Generate a structured difference report documenting:

SectionContent
Study DesignSame / Modified (explain)
DatabaseSource DB → Target DB (N, years, country)
PopulationInclusion/exclusion differences
Variable MappingFull mapping table with match status
Unavailable VariablesWhat's missing and how handled
Methodological DifferencesAny forced changes (e.g., BMI cutoffs, LDL calculation)
Expected DifferencesWhy results may differ (population, measurement, cultural)

Save as

replication_report.md
in the working directory.

Phase 5: Validation Checklist

Before reporting completion, verify:

  • All source paper covariates accounted for (mapped, proxied, or documented as missing)
  • Survey weights correctly applied (NEVER analyze unweighted if source used weights)
  • Obesity/BMI cutoffs match target population standards (Asian vs WHO)
  • Fasting requirements matched (fasting glucose, lipids)
  • Age restrictions applied correctly
  • Code runs without errors on target data
  • Output tables match source paper structure

Critical Rules

  1. Never pool data across surveys. Analyze each country's data with its own survey design.
  2. Document every deviation from the source methodology in the difference report.
  3. Asian BMI cutoffs (≥25 for obesity) when analyzing Korean data, even if source used WHO (≥30).
  4. LDL calculation: note if source used direct measurement vs Friedewald.
  5. Weighted analysis is mandatory for KNHANES/NHANES — never run unweighted models.
  6. IRB: note that KNHANES/NHANES are de-identified public data (IRB exempt or waived).
  7. Outdated source definitions: if the source paper used a pre-2023 definition that has since been superseded (e.g., NAFLD → MASLD 2023, CKD-EPI 2009 → 2021 race-free), call
    /define-variables
    to cross-check whether to mirror the legacy definition (pure replication) or upgrade to current (extension).

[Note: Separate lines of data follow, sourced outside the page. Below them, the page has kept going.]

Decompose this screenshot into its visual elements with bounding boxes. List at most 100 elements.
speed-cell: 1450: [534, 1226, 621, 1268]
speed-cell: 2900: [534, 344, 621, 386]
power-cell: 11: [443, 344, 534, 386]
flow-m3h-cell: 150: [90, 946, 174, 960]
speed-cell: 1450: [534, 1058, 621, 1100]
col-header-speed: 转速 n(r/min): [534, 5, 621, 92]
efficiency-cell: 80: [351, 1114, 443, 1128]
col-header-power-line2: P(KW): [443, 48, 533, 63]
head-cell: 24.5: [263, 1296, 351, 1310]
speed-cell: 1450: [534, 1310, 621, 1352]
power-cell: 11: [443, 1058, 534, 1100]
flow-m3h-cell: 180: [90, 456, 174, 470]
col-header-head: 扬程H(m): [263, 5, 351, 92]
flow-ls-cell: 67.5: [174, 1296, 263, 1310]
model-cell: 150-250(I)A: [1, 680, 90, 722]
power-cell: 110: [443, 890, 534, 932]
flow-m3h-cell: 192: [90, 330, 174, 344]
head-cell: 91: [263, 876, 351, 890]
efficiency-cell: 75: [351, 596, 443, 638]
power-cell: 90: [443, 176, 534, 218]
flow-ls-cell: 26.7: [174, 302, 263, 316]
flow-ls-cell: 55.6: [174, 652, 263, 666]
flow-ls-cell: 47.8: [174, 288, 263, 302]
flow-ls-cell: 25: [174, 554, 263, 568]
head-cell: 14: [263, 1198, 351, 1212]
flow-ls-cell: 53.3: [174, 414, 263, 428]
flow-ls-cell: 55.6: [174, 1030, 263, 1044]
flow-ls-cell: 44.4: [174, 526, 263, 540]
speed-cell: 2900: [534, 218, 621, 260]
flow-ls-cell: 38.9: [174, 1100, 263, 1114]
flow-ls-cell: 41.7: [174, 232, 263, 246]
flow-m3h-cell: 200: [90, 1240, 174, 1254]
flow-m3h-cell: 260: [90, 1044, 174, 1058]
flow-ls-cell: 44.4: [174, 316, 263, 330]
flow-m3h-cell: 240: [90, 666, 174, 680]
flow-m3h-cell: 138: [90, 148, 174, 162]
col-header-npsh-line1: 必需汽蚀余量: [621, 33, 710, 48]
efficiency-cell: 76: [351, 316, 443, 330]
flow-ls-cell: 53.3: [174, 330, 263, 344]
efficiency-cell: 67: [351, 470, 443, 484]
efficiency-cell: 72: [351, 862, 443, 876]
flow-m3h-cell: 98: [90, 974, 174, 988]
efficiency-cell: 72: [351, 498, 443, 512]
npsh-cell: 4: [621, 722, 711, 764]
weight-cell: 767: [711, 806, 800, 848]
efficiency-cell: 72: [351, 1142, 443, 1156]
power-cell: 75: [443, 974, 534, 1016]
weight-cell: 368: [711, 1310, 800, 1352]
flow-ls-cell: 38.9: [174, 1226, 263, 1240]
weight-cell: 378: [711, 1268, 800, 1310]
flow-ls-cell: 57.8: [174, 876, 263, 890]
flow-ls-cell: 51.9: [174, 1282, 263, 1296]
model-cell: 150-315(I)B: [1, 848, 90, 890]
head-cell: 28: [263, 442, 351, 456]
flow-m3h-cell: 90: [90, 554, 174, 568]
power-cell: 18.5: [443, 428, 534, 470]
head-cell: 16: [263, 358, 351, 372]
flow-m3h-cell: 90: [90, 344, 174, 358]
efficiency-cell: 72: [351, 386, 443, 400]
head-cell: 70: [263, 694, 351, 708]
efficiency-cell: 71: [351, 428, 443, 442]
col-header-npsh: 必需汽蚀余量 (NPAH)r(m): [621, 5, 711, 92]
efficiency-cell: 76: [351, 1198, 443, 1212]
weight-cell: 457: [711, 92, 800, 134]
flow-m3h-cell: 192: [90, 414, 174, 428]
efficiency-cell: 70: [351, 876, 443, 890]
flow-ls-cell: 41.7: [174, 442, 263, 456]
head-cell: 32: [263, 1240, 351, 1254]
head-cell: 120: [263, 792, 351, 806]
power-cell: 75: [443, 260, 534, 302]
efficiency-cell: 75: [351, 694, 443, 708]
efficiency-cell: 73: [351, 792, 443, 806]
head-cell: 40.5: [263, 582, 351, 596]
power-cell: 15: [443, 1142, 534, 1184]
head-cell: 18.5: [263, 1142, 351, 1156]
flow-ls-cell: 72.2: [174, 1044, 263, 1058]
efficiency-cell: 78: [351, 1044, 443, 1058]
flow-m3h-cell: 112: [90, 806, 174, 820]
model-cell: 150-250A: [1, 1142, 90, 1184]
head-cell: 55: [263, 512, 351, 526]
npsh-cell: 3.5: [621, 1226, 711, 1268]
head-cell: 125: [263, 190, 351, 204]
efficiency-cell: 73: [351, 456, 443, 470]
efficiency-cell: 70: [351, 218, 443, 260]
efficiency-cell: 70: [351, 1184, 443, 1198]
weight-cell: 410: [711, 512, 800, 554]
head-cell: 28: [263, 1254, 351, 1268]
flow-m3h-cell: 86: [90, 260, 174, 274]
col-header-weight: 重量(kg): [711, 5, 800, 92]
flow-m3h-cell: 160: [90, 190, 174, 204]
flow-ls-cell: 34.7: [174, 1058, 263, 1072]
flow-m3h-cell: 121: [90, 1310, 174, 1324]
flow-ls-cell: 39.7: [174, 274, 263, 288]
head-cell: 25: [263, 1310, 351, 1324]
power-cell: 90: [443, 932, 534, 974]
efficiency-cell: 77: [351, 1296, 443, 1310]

Document the choice explicitly in the difference report.

Output Files

{working_dir}/
├── replication_report.md     — Structured difference report
├── variable_mapping.csv      — Variable mapping table with match status
├── analysis_code.py          — Main analysis script (Python + R calls)
├── analysis_code.R           — R script for survey-weighted analysis
└── results/
    ├── table1.csv            — Demographics table
    ├── main_results.csv      — Primary analysis results
    └── subgroup_results.csv  — Subgroup analysis results (if applicable)

Example Invocation

/replicate-study

Source paper: Joo 2026 (Psychiatry Research) — depression/diabetes cross-national
Target DB: /path/to/knhanes/HN18.csv
Harmonization: /path/to/harmonization_knhanes_nhanes.csv

Anti-Hallucination

  • Never fabricate variable names, dataset column names, or variable codings. If a variable mapping is uncertain, output
    [VERIFY: variable_name]
    and ask the user to confirm against the data dictionary.
  • Never fabricate statistical results — no invented p-values, effect sizes, confidence intervals, or sample sizes. All numbers must come from executed code output.
  • Never generate references from memory. Use
    /search-lit
    for all citations.
  • If a function, package, or API does not exist or you are unsure, say so explicitly rather than guessing.